Mengutip CNBC International, Sabtu, 11 Juni 2022, harga pangan di negara berpenduduk 84 juta itu naik 91,6 persen YoY, badan statistik negara itu melaporkan, memperlihatkan dengan tajam rasa sakit yang dihadapi konsumen reguler karena masalah rantai pasokan, meningkatnya biaya energi, dan perang Rusia di Ukraina yang memicu inflasi global.
Turki telah menikmati pertumbuhan pesat selama bertahun-tahun, tetapi Erdogan selama bertahun-tahun menolak menaikkan suku bunga secara berarti untuk mendinginkan inflasi yang diakibatkannya, menggambarkan dirinya sebagai musuh bebuyutan suku bunga. Hasilnya adalah lira Turki yang anjlok dan daya beli yang jauh lebih sedikit untuk rata-rata orang Turki.
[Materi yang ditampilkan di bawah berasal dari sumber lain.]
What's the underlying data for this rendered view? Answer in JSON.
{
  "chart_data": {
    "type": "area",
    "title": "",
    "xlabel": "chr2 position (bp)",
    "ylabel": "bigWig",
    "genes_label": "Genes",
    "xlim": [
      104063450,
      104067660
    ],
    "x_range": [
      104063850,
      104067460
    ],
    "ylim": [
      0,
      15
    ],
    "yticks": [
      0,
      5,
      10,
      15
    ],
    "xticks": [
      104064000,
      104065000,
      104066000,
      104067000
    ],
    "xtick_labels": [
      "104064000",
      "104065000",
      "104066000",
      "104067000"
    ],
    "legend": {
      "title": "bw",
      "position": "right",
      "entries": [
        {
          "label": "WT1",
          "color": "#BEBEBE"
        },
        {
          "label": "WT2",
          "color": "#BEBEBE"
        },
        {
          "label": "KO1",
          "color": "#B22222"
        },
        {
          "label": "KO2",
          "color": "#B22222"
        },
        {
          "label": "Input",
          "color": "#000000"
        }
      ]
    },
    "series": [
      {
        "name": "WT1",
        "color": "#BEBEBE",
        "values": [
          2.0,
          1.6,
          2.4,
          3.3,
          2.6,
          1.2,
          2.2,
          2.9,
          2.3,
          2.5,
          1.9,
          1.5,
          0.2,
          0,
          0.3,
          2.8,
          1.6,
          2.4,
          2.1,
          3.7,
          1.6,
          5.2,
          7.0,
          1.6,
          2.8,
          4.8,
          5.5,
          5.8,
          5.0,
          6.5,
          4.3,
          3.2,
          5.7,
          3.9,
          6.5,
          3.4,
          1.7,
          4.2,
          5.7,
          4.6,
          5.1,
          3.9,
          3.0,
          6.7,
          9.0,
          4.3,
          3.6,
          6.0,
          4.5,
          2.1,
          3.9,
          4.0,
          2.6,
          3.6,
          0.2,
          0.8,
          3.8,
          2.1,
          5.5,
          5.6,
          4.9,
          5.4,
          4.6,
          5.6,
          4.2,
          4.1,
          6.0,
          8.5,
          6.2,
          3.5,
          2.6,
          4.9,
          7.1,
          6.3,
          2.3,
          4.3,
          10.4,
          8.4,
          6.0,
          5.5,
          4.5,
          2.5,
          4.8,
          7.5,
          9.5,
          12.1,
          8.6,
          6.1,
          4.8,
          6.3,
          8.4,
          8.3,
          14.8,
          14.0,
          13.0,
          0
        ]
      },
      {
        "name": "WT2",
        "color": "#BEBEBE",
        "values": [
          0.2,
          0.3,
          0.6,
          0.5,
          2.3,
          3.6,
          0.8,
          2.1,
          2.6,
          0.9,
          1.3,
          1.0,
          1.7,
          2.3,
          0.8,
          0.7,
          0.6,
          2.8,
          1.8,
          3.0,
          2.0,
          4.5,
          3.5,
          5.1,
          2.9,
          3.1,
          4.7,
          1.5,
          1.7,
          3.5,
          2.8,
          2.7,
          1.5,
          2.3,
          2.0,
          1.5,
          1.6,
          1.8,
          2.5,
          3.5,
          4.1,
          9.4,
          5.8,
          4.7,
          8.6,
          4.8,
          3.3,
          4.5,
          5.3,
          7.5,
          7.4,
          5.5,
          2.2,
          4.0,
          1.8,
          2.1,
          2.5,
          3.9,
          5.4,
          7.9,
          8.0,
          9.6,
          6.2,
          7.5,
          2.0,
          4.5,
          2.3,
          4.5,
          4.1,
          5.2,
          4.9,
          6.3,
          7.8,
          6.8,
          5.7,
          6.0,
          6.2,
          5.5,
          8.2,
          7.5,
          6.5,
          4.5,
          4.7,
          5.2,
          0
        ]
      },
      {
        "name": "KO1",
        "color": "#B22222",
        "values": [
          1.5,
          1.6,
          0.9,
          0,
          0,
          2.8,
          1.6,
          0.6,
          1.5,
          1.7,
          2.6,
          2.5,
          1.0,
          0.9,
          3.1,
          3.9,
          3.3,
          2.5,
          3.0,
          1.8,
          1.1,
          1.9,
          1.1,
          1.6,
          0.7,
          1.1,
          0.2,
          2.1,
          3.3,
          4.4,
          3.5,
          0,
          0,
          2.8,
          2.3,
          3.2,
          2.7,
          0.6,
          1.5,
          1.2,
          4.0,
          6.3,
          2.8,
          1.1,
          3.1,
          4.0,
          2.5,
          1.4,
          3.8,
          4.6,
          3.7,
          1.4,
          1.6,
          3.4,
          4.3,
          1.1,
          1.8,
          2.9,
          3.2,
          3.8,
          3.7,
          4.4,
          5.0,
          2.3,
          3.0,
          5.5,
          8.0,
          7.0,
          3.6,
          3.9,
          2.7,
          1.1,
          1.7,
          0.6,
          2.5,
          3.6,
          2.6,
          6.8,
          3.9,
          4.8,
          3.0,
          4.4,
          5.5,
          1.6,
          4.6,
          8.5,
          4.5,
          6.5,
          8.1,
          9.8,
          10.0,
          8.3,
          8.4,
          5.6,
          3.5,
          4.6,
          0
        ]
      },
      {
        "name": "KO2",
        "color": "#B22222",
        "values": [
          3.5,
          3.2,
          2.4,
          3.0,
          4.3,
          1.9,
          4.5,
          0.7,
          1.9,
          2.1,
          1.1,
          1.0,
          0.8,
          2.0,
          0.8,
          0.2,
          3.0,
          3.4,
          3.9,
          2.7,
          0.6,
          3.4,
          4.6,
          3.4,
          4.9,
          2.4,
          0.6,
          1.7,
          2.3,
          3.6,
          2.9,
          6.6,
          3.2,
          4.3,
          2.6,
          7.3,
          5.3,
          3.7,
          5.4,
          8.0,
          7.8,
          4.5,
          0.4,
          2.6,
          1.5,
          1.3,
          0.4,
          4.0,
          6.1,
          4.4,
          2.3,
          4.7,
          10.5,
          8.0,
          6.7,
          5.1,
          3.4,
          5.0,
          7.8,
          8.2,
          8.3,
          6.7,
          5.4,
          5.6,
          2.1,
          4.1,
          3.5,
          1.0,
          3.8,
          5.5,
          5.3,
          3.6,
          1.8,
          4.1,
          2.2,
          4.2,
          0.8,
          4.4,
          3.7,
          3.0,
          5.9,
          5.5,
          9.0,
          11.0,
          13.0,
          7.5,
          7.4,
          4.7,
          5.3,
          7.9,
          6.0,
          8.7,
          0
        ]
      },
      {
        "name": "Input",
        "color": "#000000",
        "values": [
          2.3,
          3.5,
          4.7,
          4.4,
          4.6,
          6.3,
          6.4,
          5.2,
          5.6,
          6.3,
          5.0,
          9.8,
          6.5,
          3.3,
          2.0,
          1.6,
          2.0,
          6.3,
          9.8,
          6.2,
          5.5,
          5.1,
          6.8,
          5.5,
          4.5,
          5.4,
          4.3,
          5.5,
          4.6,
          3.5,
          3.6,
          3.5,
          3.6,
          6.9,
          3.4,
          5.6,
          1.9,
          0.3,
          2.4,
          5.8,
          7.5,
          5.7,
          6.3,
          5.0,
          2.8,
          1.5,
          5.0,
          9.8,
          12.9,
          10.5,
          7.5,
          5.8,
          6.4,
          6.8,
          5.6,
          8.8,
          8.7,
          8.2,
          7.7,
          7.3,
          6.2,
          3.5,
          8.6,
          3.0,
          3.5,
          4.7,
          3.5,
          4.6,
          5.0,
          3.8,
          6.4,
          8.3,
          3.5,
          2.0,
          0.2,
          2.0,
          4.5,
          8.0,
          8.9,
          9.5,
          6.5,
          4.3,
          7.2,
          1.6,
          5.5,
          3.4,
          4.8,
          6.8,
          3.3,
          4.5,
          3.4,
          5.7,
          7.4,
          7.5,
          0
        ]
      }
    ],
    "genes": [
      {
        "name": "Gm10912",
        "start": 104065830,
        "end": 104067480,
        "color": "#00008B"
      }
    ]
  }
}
Erdogan menginstruksikan bank sentral negara itu -yang menurut para analis tidak memiliki independensi darinya -untuk berulang kali memangkas suku bunga pinjaman tahun lalu bahkan ketika inflasi terus meningkat. Kepala bank sentral yang menyatakan penentangan terhadap tindakan ini dipecat.
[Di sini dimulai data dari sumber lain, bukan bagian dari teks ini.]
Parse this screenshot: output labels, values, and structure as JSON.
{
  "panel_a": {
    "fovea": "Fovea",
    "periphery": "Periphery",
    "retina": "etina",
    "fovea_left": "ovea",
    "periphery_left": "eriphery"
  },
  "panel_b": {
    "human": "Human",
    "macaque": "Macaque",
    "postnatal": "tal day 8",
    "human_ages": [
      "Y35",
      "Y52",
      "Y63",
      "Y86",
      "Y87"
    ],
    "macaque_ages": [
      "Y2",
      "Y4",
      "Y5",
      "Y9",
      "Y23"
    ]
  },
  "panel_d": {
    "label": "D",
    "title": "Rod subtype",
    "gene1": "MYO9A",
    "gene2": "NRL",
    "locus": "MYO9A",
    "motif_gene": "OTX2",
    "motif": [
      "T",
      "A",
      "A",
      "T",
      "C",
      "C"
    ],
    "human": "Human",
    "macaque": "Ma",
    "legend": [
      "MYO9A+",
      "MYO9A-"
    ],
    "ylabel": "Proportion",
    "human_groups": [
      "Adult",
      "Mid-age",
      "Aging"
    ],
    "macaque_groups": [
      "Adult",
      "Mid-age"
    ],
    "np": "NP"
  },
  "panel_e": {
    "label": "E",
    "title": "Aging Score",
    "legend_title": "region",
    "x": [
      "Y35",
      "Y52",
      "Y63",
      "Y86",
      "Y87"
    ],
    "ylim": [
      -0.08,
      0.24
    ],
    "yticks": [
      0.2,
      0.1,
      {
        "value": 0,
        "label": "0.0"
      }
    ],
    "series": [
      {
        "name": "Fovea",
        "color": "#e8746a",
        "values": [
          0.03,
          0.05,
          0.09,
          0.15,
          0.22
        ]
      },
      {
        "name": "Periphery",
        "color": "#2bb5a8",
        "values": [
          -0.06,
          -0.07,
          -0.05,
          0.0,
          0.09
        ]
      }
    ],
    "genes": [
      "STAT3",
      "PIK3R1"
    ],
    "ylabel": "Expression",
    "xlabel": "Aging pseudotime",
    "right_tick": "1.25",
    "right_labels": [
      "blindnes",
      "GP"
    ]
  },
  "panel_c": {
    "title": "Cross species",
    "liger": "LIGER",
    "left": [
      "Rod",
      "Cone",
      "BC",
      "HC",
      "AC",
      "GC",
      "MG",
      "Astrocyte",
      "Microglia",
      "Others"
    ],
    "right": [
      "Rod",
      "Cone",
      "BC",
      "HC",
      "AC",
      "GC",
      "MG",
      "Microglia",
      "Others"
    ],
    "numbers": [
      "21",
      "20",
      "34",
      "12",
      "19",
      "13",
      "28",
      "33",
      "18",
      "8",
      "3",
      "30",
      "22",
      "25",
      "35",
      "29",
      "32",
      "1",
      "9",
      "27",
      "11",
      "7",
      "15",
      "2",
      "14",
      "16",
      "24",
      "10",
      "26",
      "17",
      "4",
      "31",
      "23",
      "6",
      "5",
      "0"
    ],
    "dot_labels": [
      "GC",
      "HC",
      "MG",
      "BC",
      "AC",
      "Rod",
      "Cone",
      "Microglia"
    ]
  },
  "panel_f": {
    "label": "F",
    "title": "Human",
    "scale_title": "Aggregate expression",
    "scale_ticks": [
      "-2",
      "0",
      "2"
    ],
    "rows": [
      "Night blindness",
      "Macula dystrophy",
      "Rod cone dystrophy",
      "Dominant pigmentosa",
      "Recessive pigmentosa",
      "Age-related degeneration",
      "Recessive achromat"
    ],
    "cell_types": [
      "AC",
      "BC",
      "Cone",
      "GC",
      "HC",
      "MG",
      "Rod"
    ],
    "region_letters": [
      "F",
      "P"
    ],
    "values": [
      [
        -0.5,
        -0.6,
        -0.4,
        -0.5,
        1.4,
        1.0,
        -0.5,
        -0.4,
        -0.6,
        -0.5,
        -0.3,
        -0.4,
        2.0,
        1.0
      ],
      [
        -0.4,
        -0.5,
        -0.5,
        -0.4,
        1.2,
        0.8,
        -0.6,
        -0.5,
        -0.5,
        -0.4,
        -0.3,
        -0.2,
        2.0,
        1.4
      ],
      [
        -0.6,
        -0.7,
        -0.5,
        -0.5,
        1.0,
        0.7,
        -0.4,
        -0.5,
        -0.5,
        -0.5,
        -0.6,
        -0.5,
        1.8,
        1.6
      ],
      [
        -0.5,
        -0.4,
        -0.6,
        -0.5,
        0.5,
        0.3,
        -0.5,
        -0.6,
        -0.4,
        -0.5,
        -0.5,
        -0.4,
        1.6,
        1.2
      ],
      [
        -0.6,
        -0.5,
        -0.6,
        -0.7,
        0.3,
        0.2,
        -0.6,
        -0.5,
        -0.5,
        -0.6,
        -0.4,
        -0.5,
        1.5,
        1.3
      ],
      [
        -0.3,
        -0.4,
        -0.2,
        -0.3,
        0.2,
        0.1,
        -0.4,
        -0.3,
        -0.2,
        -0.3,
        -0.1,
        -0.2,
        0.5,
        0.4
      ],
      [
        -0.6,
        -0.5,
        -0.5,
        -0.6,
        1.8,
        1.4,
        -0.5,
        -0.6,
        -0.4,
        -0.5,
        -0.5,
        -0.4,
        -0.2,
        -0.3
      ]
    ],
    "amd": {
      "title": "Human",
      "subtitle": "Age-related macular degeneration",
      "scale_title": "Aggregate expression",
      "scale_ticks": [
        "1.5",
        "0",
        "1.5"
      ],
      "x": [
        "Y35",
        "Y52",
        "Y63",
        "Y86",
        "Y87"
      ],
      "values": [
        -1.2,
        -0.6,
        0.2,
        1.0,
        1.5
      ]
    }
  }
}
Memberikan model ekonomi baru
Presiden Turki berjanji untuk memberikan model ekonomi baru yang akan membawa ledakan kekayaan ekspor berkat lira yang lebih murah, dan kemudian mengatasi inflasi dengan menghilangkan defisit perdagangan Turki yang sudah lama.Itu belum terjadi sampai saat ini dan sekarang biaya yang sangat tinggi untuk impor energi yang harus dibayar dalam dolar memberikan tekanan kuat pada ekonomi. Analis ekonomi memperkirakan lintasan inflasi Turki hanya akan semakin buruk.
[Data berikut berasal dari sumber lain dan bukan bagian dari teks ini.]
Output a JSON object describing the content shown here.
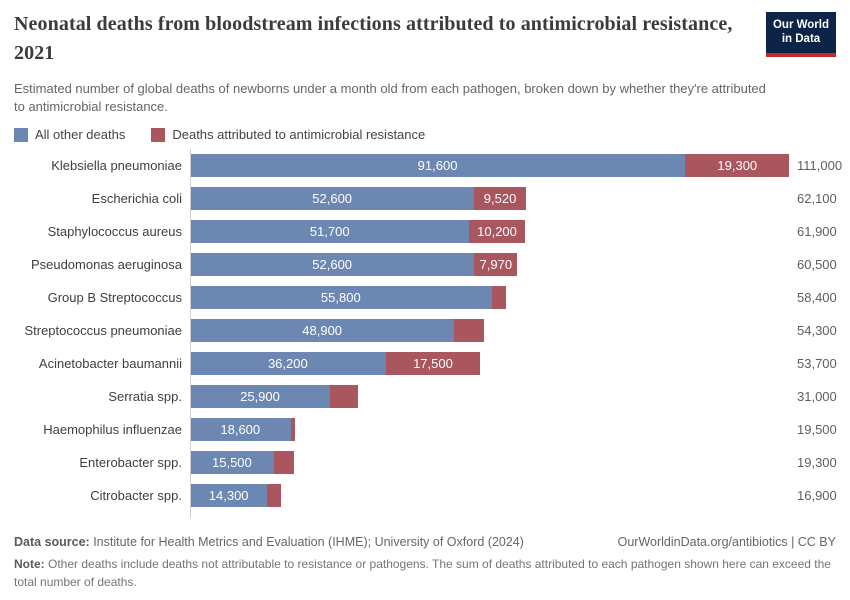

"Fokus pada langkah-langkah heterodoks atas kebijakan moneter konvensional tidak mungkin menyelesaikan tantangan inflasi dan kami mengantisipasi tingkat yang menembus 80 persen secara YoY di kuartal III-2022," pungkas Direktur Riset Pasar Negara Berkembang MUFG Bank untuk Eropa, Timur Tengah, dan Afrika Ehsan Khoman.